PROFESSOR: Hi, everyone. Welcome back. So today, I'd like to tackle
a problem in Markov matrices. Specifically, we're going to
start with this problem which almost has a physics origin. If we have a particle that
jumps between positions A and B with the following
probabilities-- I'll just state it-- if
it starts at A and jumps to B with probability
0.4 or starts at A and stays at A with probability
0.6, or if it starts at B then it goes to A
with probability 0.2 or stays at B with
probability 0.8, we'd like to know the
evolution of the probability of this particle over
a long period of time. So specifically
the problem we're interested today is:
if we have a particle and we know that it
starts at position A, what is the
probability that it is at position A and
the probability that it's at position B after
one step, after n steps, and then finally after an
infinite number of steps? So I'll let you think about
this problem for a moment and I'll be back. Hi everyone. Welcome back. So the main difficulty
with this problem is that it's phrased
as a physics problem. And we need to convert it into
some mathematical language to get a handle on it. So specifically,
what we'd like to do is to convert this into
a matrix formalism. So what we can do is we can
write this little graph down and describe everything in
this graph using a matrix. So I'm going to
call this matrix A, and I'm going to associate
the first row of A with particle position A
and particle position B. And I'll associate the
first and second columns with particles
positions A and B. And then what I'm
going to do is I'm going to fill in this
matrix with the probability distributions. So, specifically what's going
to go in this top left corner? Well, the number 0.6, which
represents the probability that I stay at position
A, given that I start at position A.
What's going to go here in the bottom left-hand corner? Well, we're going to put 0.4,
because this is the probability that I wind up at B, given that
I start at A. And then lastly, we'll fill in these other two
columns or the second column with 0.8 and 0.2. So I'll just state
briefly this is what's called a Markov matrix. And it's called Markov, because
first off, every element is positive or 0. And secondly, the sum of the
elements in each column is 1. So if we note 0.4 plus 0.6
is 1, 0.8 plus 0.2 is 1. And these matrices
come up all the time when we're talking about
probabilities and the evolution of probability distributions. OK. So now, once we've encoded
this graph using this matrix A, we now want to
tackle this problem. So I'm going to
introduce the vector p, and I'm going to
use a subscript 0 is to denote the probability
that the particle is at time 0. So we're told that the
particle starts at position A. So at time 0, I'm going
to use the vector [1, 0]. Again, I'm going to match the
top component of this vector with the top component
of this matrix and the first column
of this matrix.
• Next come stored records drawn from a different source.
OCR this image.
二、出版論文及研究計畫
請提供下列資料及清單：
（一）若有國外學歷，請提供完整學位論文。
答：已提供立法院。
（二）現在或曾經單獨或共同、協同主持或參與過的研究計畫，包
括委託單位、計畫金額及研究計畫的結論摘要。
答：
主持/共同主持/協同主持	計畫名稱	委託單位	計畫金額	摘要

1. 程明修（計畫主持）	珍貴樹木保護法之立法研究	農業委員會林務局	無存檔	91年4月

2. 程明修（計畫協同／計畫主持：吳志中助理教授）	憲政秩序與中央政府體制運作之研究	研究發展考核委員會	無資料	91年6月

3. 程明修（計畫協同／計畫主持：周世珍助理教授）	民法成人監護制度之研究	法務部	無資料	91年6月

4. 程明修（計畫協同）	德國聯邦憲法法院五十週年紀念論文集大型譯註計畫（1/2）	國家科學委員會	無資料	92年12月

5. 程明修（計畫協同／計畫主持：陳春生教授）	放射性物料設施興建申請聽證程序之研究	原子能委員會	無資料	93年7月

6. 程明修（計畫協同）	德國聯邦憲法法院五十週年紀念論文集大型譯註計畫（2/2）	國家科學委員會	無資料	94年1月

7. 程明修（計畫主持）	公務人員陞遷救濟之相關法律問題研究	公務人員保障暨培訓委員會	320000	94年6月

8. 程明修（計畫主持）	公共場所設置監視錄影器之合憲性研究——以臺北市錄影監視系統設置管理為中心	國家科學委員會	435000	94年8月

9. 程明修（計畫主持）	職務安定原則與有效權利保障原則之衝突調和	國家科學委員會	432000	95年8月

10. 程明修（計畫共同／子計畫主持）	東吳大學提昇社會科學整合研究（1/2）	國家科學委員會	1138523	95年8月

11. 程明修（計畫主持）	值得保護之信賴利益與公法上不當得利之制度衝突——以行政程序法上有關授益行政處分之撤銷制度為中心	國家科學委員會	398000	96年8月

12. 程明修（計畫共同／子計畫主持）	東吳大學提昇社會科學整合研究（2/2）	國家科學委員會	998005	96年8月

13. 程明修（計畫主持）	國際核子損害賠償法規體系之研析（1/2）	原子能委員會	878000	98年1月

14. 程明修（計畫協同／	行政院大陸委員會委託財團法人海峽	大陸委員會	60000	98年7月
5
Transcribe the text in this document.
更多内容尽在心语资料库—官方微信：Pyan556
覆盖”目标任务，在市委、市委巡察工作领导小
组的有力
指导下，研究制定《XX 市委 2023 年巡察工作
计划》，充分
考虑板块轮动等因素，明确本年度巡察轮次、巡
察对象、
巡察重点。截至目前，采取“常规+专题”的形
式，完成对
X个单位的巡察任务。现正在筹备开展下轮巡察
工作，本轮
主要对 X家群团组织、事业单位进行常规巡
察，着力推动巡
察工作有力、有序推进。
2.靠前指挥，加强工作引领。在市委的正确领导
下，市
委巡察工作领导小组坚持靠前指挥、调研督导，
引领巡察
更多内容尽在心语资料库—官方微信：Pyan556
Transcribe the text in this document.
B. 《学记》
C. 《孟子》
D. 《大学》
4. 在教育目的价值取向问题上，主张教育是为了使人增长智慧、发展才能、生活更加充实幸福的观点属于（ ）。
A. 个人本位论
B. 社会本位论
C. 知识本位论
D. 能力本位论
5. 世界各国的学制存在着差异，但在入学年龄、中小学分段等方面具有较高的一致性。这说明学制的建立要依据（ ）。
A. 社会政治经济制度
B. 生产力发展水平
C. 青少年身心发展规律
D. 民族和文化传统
And then likewise, the second
component of this vector with the second row and
second column of this matrix. And we're interested
in: how does this probability evolve as
the particle takes many steps? So for one step, what's the
probability of the particle going to be? Well, this is the beauty of
introducing matrix notation. I'm going to denote p_1
to be the probability of the particle after one step. And we see that we can write
this as the matrix A multiplied by p_0. So the answer is 0.6 and 0.4. And I achieve this just
by multiplying this matrix by this vector. OK? So this concludes part one. Now part two is a
little trickier. So part two is n steps. And to tackle this
problem, we need to use a little more machinery. So first off, I'm going to
note that p_1 is A times p_0. Likewise, p_2-- so
this is the position of the-- the probability
distribution of the particle after two steps. This is A times p_0, which
is A squared times p_0. And we note that
there's a general trend. After n steps-- so
P_n-- the general trend is, it's going to be this matrix
A raised to the n-th power, multiply the vector P0. So how do we take the
n-th power of a matrix? Well, this is where we use
eigenvectors and eigenvalues. So recall, that we can take any
matrix A that's diagonalizable and write it as U D U inverse,
where D is a diagonal matrix and this matrix U is a matrix
whose columns correspond to the eigenvectors of A. So for this problem,
I'm just going to state what the eigenvalues
and eigenvectors are. And I'll let you work them out. So because it's a
Markov matrix, we always have an eigenvalue which is 1. And in this case, we have an
eigenvector u which is 1 and 2. In addition, the second
eigenvalue is 0.4. And the eigenvector
corresponding to this one is [1, -1]. And I'll just call these
u_1 and u_2, like that. OK, we can now write this
big matrix U as 1, 2; 1, -1. D is going to be-- now I
have to match things up. If I'm going to put
the first eigenvector in the first column, we have
to stick 1 in the first column as well and then 0.4 like this. And then lastly, we also have
U inverse which I can just work out to be minus 1/3,
one over the determinant, times -1, -1; -2, and 1,
which simplifies to this. OK, so now if we take A and
raise it to the power of n, we have this nice identity
that all the U and U inverses collapse in the middle. And we're left with U, D
to the n, U inverse, p_0. Now raising the a diagonal
matrix to the power of n is a relatively
simple thing to do. We just take the eigenvalues and
raise them to the power of n. So when we compute this
product, there's a question of what order do we do things? Now these are 2 by 2
matrices, so in theory we could just multiply
out, 2 by 2 matrix, 2 by 2 matrix, 2 by 2 matrix, and
then on a vector which is a 2 by 1 matrix. But if you're in a test and
you're cramped for time, you want to do as little
computations as possible. So what you want
to do is you want to start on the right-hand
side and then work backwards. So if we do this, we
end up obtaining 1, 2, this is going to be to the
power of n, 1/3, [1, 2]. OK, so for this
last part, I'm just going to write down
the final answer. And I'll let you work out the
multiplication of matrices. So we have for p_n: 1/3, 2 times
0.4 to the n plus 1, -2 0.4 to the n plus 2. And this is the final
vector for p of n. So this finishes up Part 2. And then lastly,
for Part 3, what happens when n goes to infinity? Well, we have the
answer for any n. So we can just take the
limit as n goes to infinity. Now, specifically as
n goes to infinity, 0.4 raised to some very
large power vanishes. So these two terms drop off. And at the end of the day,
we're left with p_infinity is 1/3 [1, 2]. OK? So just to recap, we started off
with a particle starting at A, and then after a very
long time, the particle winds up with a
probability distribution which is 1/3, 1 and 2. And this is quite characteristic
of Markov matrix chains. Specifically, we note
that 1/3 * [1, 2] is a multiple of the eigenvector
corresponding to eigenvalue 1. So even though the particle
started at position A, after a long period
of time, it tended to forget where it started
and approached, diffused into this uniform distribution. OK. I'd like to finish up here. And I'll see you next time.